A pattern of sequences take shape around this structure, from dialogue with friends and lovers; observing Ana alone; mesmerising dream sequences; to moments of extreme focus such as closing in on Ana squeezing too much ketchup onto her food, disgusting in its unctuousness and imagined taste. As the shower-room takes shape, hints at the reason she originally left town begin to come forward, but importantly, Lang refuses this to be the only part of Ana’s experience. Her ex Boris plays a part in her rediscovery of Strasbourg life, but so too do other lovers, new friends, old friends. Ana searches out the right people for her needs, even if that occasionally leads to being with the wrong person briefly (very briefly in the case of one minuteman sexual encounter) so that she can move past old pain. A scene with her ex Boris’ mother plays this out as strangely pleasing in its excruciating stabs at Ana’s lack of importance, being told how radiant the women that Boris cheated on her with a beatific look on her face throughout.

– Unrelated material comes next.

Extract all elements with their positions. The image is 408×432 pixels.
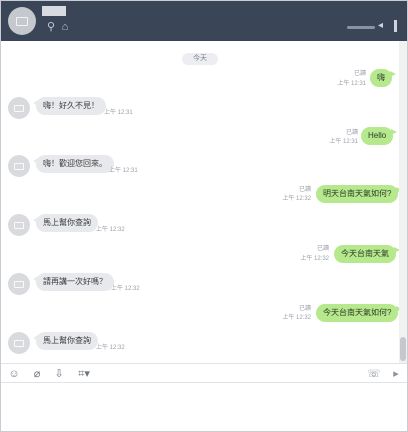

There’s no stereotypical anxiety from a young mother about Ana taking her little boy out for the day, and no discussions about choices or debates with friends when she needs an abortion. Each of these moments that would perhaps in other films provide whole subplots are lightly explored whilst deeply affecting Ana. It is this subtle approach that also turns gender assumptions on their head; Ana decides to remodel, to ‘fix’ in response to her grandmother’s fall; a male friend chastises his girlfriend for always leaving him to clean out the fridge; Ana persuades builder Amar to give her his phone number despite his misgivings that she’s coming on to him. There is an equal amount of time spent with men as with women for Ana, equal support and chastisement from both genders too. Her friend from the film production visits, prompting a beautiful sequence as the camera closes in on their skin as the two women wash themselves. Ana’s comfort in her own skin is played out literally in scenes like this, and another as she showers with a lover, a playful encounter.
With natural looking lighting and steadicam shots interspersed with sumptuous soft-focus dream sequences and strikingly framed images of Strasbourg’s architecture, Lang continues the episodic structure of Ana’s journey through her directorial style for the film. The soundtrack is ultracool, with La Femme, Django Django and The Rapture featured sparingly. Writer-director Rachel Lang, along with cinematographer Fiona Braillon and editor Sophie Vercruysee, have made one very normal young woman’s experiences mesmerising without falling into the trap of a quirky/ socially anxious/ in-need-of-an-epiphany lead character.